Scientists in 2016 concluded "the decline of many populations of invertebrates, due mostly to the widespread presence of waterborne residues and the extreme chronic toxicity of neonicotinoids, is affecting the structure and function of aquatic ecosystems."

The chemicals are "really taxing the biodiversity in those rivers and waterways," Sauvé said.

Consistently contaminating water

Credit: Canadian Geographic

The new research adds to evidence that neonicotinoids, along with glyphosate and atrazine, are increasingly contaminating freshwater—and people's drinking water—in farming regions.

In the new study, researchers tested for glyphosate, atrazine and a suite of neonicotinoids. Glyphosate was found in 84 percent of the samples and atrazine was found in 82 percent.

However, concentrations of both compounds were "well below the Canadian water quality guidelines for the protection of aquatic life," the authors wrote.

In a companion paper to the new study, the scientists found atrazine and one of its metabolites in all 450 water samples taken from 2015 to 2018 from drinking water in Quebec.

"This signals the potential exposure of a large portion of the population of Quebec to low yet chronic levels of these herbicides in drinking water produced from the river," the authors wrote.

Sauvé said they saw two spikes in the pesticides—one in early summer and another in fall.

In the U.S., atrazine, another widely used herbicide most often found in Midwest water, contaminates an estimated 7.6 million Americans' tap water, according to a 2017 report from the environmental nonprofit Environmental Working Group.
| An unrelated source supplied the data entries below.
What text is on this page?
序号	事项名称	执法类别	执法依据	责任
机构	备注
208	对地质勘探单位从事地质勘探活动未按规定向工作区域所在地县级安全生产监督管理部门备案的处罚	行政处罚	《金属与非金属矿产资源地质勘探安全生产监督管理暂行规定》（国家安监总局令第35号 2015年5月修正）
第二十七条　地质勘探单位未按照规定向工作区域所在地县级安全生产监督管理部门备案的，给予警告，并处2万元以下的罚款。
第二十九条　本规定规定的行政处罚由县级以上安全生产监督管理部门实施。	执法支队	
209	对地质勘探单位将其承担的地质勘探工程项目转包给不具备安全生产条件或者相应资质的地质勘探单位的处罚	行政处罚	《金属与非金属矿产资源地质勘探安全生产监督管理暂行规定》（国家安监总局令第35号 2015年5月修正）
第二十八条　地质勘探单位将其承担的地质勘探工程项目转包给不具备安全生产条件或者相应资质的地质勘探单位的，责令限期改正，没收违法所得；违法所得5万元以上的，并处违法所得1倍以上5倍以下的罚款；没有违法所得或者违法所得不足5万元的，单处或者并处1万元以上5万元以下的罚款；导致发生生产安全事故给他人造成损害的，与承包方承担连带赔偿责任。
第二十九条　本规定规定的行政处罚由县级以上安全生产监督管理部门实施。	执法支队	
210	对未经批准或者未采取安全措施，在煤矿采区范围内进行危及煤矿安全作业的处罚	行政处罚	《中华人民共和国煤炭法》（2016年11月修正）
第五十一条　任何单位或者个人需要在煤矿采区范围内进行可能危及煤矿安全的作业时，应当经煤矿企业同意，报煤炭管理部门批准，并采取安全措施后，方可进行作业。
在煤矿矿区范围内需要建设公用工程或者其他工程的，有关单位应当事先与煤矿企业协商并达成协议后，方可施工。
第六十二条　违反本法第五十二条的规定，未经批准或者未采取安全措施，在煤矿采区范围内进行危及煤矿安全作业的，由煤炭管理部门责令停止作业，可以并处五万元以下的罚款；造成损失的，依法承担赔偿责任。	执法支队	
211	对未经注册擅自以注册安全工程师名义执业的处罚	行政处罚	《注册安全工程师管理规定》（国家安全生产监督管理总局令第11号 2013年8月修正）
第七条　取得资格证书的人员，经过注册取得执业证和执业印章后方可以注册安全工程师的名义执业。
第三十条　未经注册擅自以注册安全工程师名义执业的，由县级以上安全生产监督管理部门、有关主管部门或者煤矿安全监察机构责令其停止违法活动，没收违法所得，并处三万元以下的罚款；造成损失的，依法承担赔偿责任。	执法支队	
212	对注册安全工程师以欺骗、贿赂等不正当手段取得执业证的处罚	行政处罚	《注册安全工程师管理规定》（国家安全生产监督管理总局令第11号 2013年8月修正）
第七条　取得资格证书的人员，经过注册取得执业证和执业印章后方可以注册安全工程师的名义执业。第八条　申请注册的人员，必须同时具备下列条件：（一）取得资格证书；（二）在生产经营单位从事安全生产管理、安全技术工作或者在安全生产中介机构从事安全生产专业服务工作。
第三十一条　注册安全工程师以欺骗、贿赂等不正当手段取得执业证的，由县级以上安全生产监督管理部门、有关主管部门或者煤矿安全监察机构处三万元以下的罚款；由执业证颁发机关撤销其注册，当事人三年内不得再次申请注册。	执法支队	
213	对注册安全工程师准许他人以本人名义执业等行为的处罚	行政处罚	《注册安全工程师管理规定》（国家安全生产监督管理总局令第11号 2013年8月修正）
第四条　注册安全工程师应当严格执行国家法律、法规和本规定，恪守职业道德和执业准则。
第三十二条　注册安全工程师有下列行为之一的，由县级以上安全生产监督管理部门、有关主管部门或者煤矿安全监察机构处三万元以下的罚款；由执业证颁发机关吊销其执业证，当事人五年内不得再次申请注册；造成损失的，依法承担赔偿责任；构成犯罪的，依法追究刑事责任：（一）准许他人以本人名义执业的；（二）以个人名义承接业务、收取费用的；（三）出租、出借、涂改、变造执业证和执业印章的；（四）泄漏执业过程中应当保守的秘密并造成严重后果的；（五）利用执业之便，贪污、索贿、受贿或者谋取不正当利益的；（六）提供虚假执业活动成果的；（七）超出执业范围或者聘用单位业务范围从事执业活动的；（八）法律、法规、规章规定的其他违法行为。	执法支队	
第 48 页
It's not just atrazine showing up in people's water: In recent years, scientists have reported neonicotinoids in multiple sites in the Great Lakes region including: southern Ontario, Canada, drinking water, New York and Pennsylvania streams, and central Wisconsin groundwater.
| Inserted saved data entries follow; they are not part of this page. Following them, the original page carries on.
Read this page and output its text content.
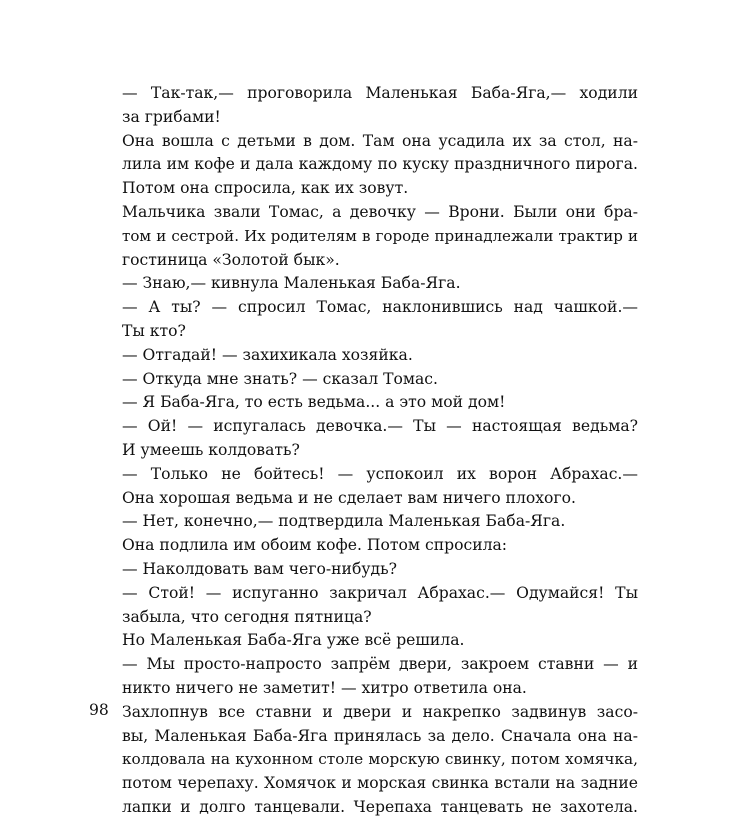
— Так-так,— проговорила Маленькая Баба-Яга,— ходили
за грибами!
Она вошла с детьми в дом. Там она усадила их за стол, на-
лила им кофе и дала каждому по куску праздничного пирога.
Потом она спросила, как их зовут.
Мальчика звали Томас, а девочку — Врони. Были они бра-
том и сестрой. Их родителям в городе принадлежали трактир и
гостиница «Золотой бык».
— Знаю,— кивнула Маленькая Баба-Яга.
— А ты? — спросил Томас, наклонившись над чашкой.—
Ты кто?
— Отгадай! — захихикала хозяйка.
— Откуда мне знать? — сказал Томас.
— Я Баба-Яга, то есть ведьма... а это мой дом!
— Ой! — испугалась девочка.— Ты — настоящая ведьма?
И умеешь колдовать?
— Только не бойтесь! — успокоил их ворон Абрахас.—
Она хорошая ведьма и не сделает вам ничего плохого.
— Нет, конечно,— подтвердила Маленькая Баба-Яга.
Она подлила им обоим кофе. Потом спросила:
— Наколдовать вам чего-нибудь?
— Стой! — испуганно закричал Абрахас.— Одумайся! Ты
забыла, что сегодня пятница?
Но Маленькая Баба-Яга уже всё решила.
— Мы просто-напросто запрём двери, закроем ставни — и
никто ничего не заметит! — хитро ответила она.
Захлопнув все ставни и двери и накрепко задвинув засо-
вы, Маленькая Баба-Яга принялась за дело. Сначала она на-
колдовала на кухонном столе морскую свинку, потом хомячка,
потом черепаху. Хомячок и морская свинка встали на задние
лапки и долго танцевали. Черепаха танцевать не захотела.
98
Another U.S. study found glyphosate in about 60 percent of surface waters sampled, though most were lower than U.S. and Canadian human health and aquatic life thresholds.

Glyphosate is the main ingredient in Monsanto's Roundup herbicide. Monsanto is now a unit of Bayer AG, which suffered one of its worst losses in 16 years after a court ruled Roundup caused a man's cancer. The herbicide, which is one of the most widely used in history, is the current focus of more than ten thousand lawsuits from people alleging Roundup and other glyphosate products caused them to develop non-Hodgkin lymphoma.
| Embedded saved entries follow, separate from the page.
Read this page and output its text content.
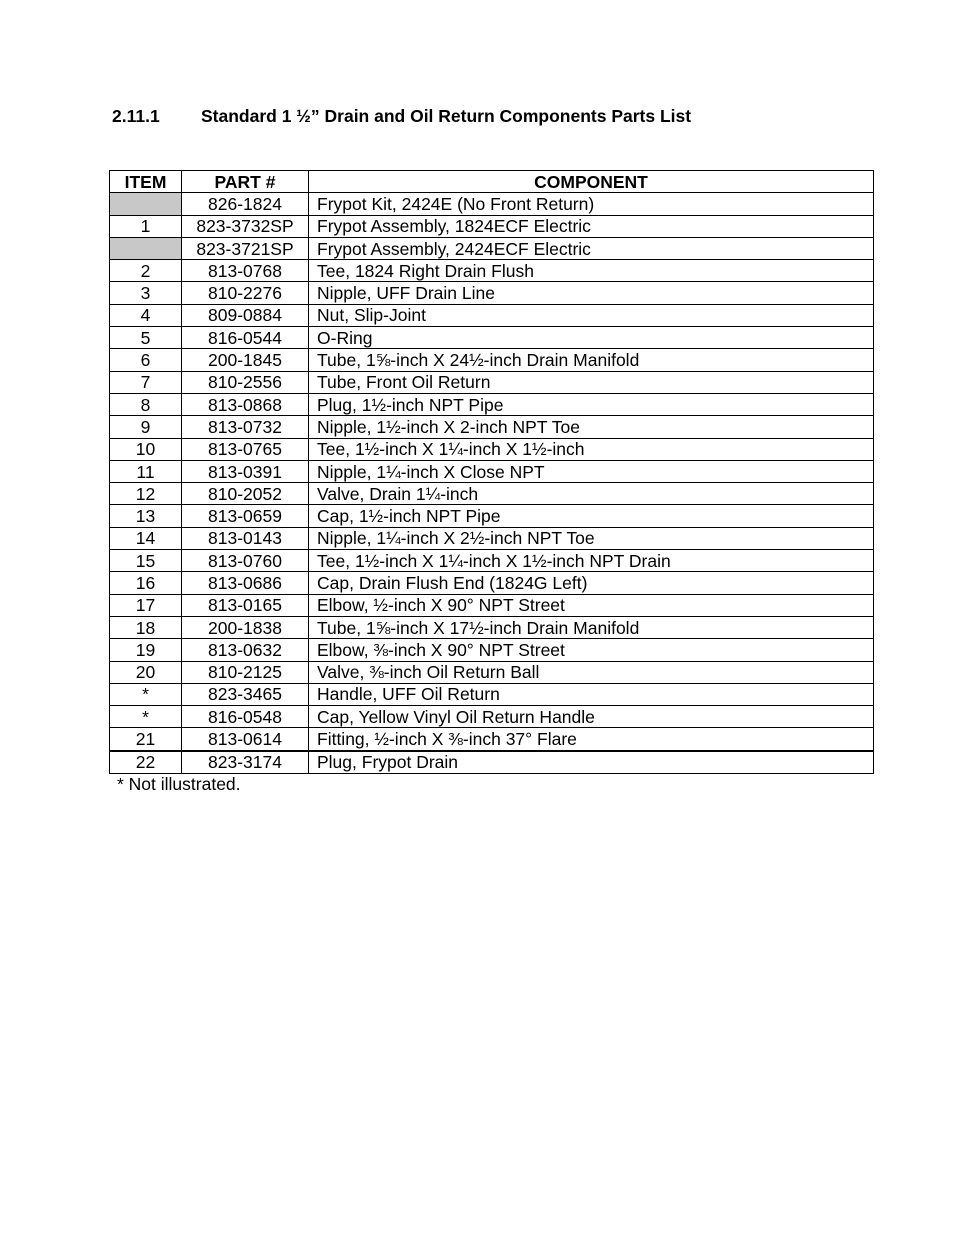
2.11.1 Standard 1 ½” Drain and Oil Return Components Parts List
ITEM	PART #	COMPONENT
	826-1824	Frypot Kit, 2424E (No Front Return)
1	823-3732SP	Frypot Assembly, 1824ECF Electric
	823-3721SP	Frypot Assembly, 2424ECF Electric
2	813-0768	Tee, 1824 Right Drain Flush
3	810-2276	Nipple, UFF Drain Line
4	809-0884	Nut, Slip-Joint
5	816-0544	O-Ring
6	200-1845	Tube, 1⅝-inch X 24½-inch Drain Manifold
7	810-2556	Tube, Front Oil Return
8	813-0868	Plug, 1½-inch NPT Pipe
9	813-0732	Nipple, 1½-inch X 2-inch NPT Toe
10	813-0765	Tee, 1½-inch X 1¼-inch X 1½-inch
11	813-0391	Nipple, 1¼-inch X Close NPT
12	810-2052	Valve, Drain 1¼-inch
13	813-0659	Cap, 1½-inch NPT Pipe
14	813-0143	Nipple, 1¼-inch X 2½-inch NPT Toe
15	813-0760	Tee, 1½-inch X 1¼-inch X 1½-inch NPT Drain
16	813-0686	Cap, Drain Flush End (1824G Left)
17	813-0165	Elbow, ½-inch X 90° NPT Street
18	200-1838	Tube, 1⅝-inch X 17½-inch Drain Manifold
19	813-0632	Elbow, ⅜-inch X 90° NPT Street
20	810-2125	Valve, ⅜-inch Oil Return Ball
*	823-3465	Handle, UFF Oil Return
*	816-0548	Cap, Yellow Vinyl Oil Return Handle
21	813-0614	Fitting, ½-inch X ⅜-inch 37° Flare
22	823-3174	Plug, Frypot Drain
* Not illustrated.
Glyphosate, though long touted as safe for wildlife, has been linked to changes in metabolism, growth, behavior and reproduction of certain fishes, mollusks and insects.

Atrazine is also classified as a possible carcinogen to humans by Health Canada, and has been associated with impacts to the human endocrine system as well.

An assessment last year by the the U.S. EPA last year found atrazine was unlikely to cause cancer, a determination widely skewered by health researchers and advocates as the assessment relied heavily on industry studies.

It's not clear what consistent exposure to these chemicals through drinking water might be doing to people. Sauvé said that they did not find any pesticides at levels higher than what is allowed in drinking water. "But are the guidelines for drinking water protective enough? That's another conversation," he said.

As countries increasingly scrutinize, ban or limit neonicotinoids, Sauvé and colleagues are currently examining some of the proposed alternatives.

He said there needs to be more independent research on the alternatives—when they did a literature review, they found most of the studies so far are tied to industry.